Tuesday, June 12, 2012

Water, Word And God's Spirit

We continue our meditation upon Jesus' conversation with Nicodemus in John 3:1-21.

Water, water, every where,
And all the boards did shrink;
Water, water, every where,
Nor any drop to drink.

The very deep did rot: O Christ!
That ever this should be!
Yea, slimy things did crawl with legs
Upon the slimy sea.


So goes the famous words from Samuel Taylor Coleridge's poem, The Rime of the Ancient Mariner. The mariner and all onboard waited in vain for a wind to blow that would take them to land where they might find drinking water. Without water to drink only death awaited them.

And every tongue, through utter drought,
Was withered at the root;
We could not speak, no more than if
We had been choked with soot.

Through water God's Spirit brings new birth, new life, new hope, said Jesus in His nighttime conversation with Jewish Sanhedrin member Nicodemus. 
Jesus answered, "Truly, truly, I say to you, unless one is born of water and the Spirit, he cannot enter the kingdom of God. That which is born of the flesh is flesh, and that which is born of the Spirit is spirit. - Jhn 3:5-6 ESV
Nicodemus knew of the importance of water in the history and in the rituals of Israel. By water the LORD had rescued them from slavery in Egypt as Pharaoh's armies were drowned in the Red Sea (Exodus 15:4). When nothing but desert threatened the LORD twice gave them water from a rock Moses struck with his rod at the LORD's command (Exod. 17:6; Num. 20:8-11). Water was used to clean clothes, to wash feet, to sprinkle on dwellings, to pour on unclean people, on altars, etc. (e.g. Lev. 8:6, 21; 11:32-38; 14:6-9, etc.). The waters of the Jordan river parted when Israel finally marched into the Promised Land (Joshua 3:15-17), "and all Israel was passing over on dry ground until all the nation finished passing over the Jordan."

Every year the people celebrated their Exodus journey from slavery to freedom during the Feast of Booths or Tabernacles in the seventh month in the Jewish calendar (Sept.-Oct.), the time of the year when the fall harvest was gathered (Deut. 16:13-16). For an entire week they lived in booths (sekhakh) as they praised their LORD for bringing them safely through the wilderness to their prosperous land and for giving them another year of His blessings. On the eighth and final day of the feast, the high priest, in a great processional made up of priests and thousands of worshipers, descended from the Temple Mount to pause briefly at the Pool of Siloam. A pitcher was filled with water, and the procession continued via a different route back to the Temple Mount. Once back in the Temple, with great ceremony the high priest poured the water out of the pitcher onto the altar.
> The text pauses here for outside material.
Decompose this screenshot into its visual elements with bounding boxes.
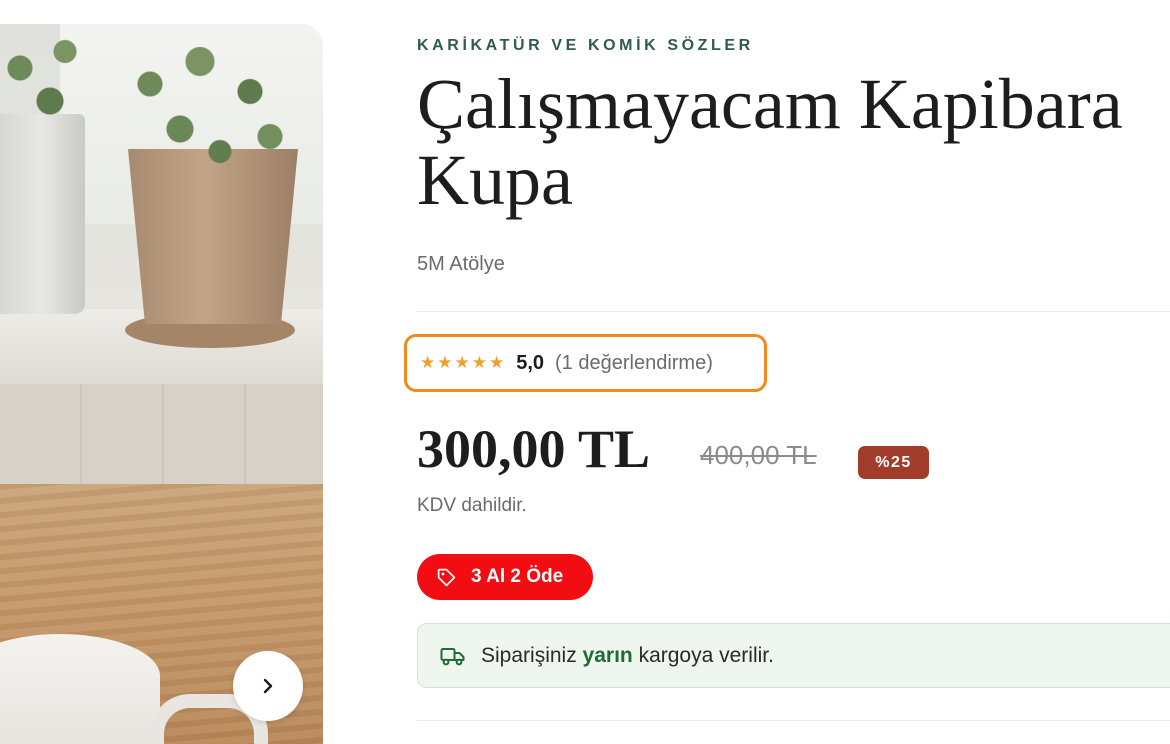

In this way the people were reminded of God's continued blessings and deliverance from slavery and death. This ceremony was also intended to invoke God's blessing on the nation by providing life-giving water for the coming year. In Israel rains normally stop in March and there is little or no rain for almost seven months! If God did not provide the "early" rains in October and November, there would be no spring crop, and famine would again be at the doorstep. On the last day of that feast, the great day, Jesus stood up and cried out,
"If anyone thirsts, let him come to me and drink. Whoever believes in me, as the Scripture has said, 'Out of his heart will flow rivers of living water.'" Now this he said about the Spirit, whom those who believed in him were to receive, for as yet the Spirit had not been given, because Jesus was not yet glorified. - Jhn 7:37-39 ESV
As God provides water to quench thirst and grow crops, so He gives His Spirit to bring new life to all His children. In this way water and the Spirit are intimately tied together. This is the new birth that Jesus speaks about in His conversation with Nicodemus. Or course, it is not the water itself that gives new birth.  By itself water cannot work such a wonder. It is the Spirit of the Living God at work in the water, the Spirit speaking God's life-giving Word, the Word that glorifies Jesus. And how does the Spirit glorify Jesus in the hearts of those upon whom water is poured? The Spirit tells those so washed (baptizein in Greek) that Jesus has taken them with Him into death and from death to life eternal. He has gathered them together and brought them safely out of bondage and slavery. Now He is leading them through the wilderness of this world to the security of the promised land.